An analogous situation arises with state threads, which can be
organized into a hierarchy of memory regions. As
part of a monadic computation that uses mutable cells in a
parent region, we can create a child region and
perform a subcomputation that allocates and accesses mutable cells
in both regions. After the subcomputation completes, the
child region is destroyed en bloc, but we can still use the parent
region and observe any effect on it brought about by the
subcomputation. To allow the subcomputation to use the parent
region, we want every region to be a subtype of its
descendents. Matthew Fluet
and Greg Morrisett’s implementation of nested regions in Haskell
uses explicit subtyping coercions just like our
lift
: depending on ‘how senior’ a region is, we need
to compose exactly the right number of region coercions.
In a
pending submission to the Haskell symposium, Oleg and I show how to
automate region subtyping coercions using type classes. One
might hope to apply that approach to lifting in automatic
differentiation. Indeed we can, but I only know how to automate
counting lift
s, not how to automate placing them. That
is, instead of feeding each use of an input quantity to the
lift
function exactly the right number of times, we
can feed it to a new function once. The new function, called
lifts
, belongs to a new type class Lifts
,
which takes two type parameters. The constraint Lifts a
b
holds if and only if the type b
is the
result of applying zero or more type constructors D s
to the type a
.
class Lifts a b where lifts :: a -> b
More concretely, the following instances incompletely
approximate the intended meaning of Lifts
.
instance Lifts a a where lifts = id instance Num a => Lifts a (D s a) where lifts = lift instance Num a => Lifts a (D s (D s' a)) where lifts = lift . lift instance Num a => Lifts a (D s (D s' (D s'' a))) where lifts = lift . lift . lift
The definition above of reflect
in terms
of d
applies lift
once to one
occurrence of x
but not to other occurrences of
x
and h
. The same function can be
expressed using Lifts
, by applying lifts
once to each occurrences of the input variables x
and h
.
reflectAuto :: Fractional a => a -> a reflectAuto x = let (y,y') = d (\h -> curve (lifts x + lifts h)) in y + lifts x * (recip y' - y') / 2
Expressing reflect
in this new way frees us from
counting how many times to lift
the inputs
x
and h
each time they are used.
How to implement Lifts
? On one hand, as an
implementation of Lifts
, the approximate instances
above are incomplete and unsatisfactory in theory, in that they
restrict how many lift
each lifts
can
stand for. They are perfectly useful in practice, however, and rely
on no extension to Haskell other than rank-2 types and
multiparameter type classes with flexible instances. On the other
hand, a complete implementation is possible using the
TypeCast
class for type improvement (originally used by Kiselyov,
Lämmel, and Schupke to implement heterogeneous collections),
but it requires more Haskell extensions: functional dependencies,
overlapping instances, and undecidable instances. Without further
ado, below is the complete implementation.
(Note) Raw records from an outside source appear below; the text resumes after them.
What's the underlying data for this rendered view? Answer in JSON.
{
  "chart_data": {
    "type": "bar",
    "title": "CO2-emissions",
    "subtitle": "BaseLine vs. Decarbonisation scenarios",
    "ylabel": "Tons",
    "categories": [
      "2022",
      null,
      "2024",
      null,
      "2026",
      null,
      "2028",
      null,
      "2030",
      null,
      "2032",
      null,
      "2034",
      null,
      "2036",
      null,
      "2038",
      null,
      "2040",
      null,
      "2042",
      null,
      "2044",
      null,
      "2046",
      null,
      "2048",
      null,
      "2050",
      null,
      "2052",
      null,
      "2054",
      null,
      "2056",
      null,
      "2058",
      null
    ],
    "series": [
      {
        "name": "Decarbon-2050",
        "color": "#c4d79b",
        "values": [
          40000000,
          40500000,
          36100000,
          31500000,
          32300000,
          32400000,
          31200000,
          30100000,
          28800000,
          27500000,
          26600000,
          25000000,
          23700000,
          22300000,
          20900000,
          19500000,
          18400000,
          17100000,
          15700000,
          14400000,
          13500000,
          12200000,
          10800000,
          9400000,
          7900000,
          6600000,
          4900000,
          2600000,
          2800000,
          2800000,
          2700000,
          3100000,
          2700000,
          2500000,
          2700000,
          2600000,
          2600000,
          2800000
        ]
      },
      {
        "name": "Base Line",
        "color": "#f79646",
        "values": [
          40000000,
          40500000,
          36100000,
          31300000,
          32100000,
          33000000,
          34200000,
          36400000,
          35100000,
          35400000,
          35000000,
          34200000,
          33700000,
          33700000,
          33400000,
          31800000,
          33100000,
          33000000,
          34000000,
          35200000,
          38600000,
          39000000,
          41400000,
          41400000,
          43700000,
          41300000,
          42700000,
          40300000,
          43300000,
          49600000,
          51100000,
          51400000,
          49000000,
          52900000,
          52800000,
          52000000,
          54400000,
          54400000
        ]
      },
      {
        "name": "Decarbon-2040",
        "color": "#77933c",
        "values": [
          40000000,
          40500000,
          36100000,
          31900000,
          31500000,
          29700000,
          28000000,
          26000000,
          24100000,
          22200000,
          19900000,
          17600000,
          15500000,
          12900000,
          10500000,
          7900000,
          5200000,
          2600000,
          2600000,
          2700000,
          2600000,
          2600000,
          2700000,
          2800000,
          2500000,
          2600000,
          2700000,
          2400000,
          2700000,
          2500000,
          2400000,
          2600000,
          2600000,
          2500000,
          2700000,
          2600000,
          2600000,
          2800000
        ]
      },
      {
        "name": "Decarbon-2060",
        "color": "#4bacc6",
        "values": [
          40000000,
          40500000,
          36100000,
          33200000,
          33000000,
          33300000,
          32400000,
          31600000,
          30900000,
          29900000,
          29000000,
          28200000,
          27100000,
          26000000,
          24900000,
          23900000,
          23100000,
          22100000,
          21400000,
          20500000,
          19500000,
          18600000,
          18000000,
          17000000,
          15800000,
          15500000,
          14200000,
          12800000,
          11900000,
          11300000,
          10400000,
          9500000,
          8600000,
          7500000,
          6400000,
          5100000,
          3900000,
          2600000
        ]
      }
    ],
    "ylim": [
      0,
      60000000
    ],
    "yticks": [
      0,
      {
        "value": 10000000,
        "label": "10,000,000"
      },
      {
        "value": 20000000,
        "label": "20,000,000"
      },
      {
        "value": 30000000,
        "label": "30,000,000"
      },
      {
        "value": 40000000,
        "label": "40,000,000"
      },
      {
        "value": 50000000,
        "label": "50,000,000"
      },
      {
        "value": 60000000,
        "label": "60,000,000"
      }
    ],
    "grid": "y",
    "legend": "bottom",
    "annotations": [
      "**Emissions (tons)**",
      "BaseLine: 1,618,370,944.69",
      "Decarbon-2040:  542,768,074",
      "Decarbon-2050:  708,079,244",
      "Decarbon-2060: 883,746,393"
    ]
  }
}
instance Lifts a a where lifts a = a instance (TypeCast (D s b') b, Num b', Lifts a b') => Lifts a b where lifts = typeCast . lift . lifts class TypeCast a b | a -> b, b -> a where typeCast :: a -> b class TypeCast' t a b | t a -> b, t b -> a where typeCast' :: t -> a -> b class TypeCast'' t a b | t a -> b, t b -> a where typeCast'' :: t -> a -> b instance TypeCast' () a b => TypeCast a b where typeCast x = typeCast' () x instance TypeCast'' t a b => TypeCast' t a b where typeCast' = typeCast'' instance TypeCast'' () a a where typeCast'' _ x = x
Although Lifts
makes it easier to use automatic
differentiation, this implementation is heavy lifting. I wonder if
it is easier to express this combination of subtyping and rank-2
polymorphism in a language like Scala?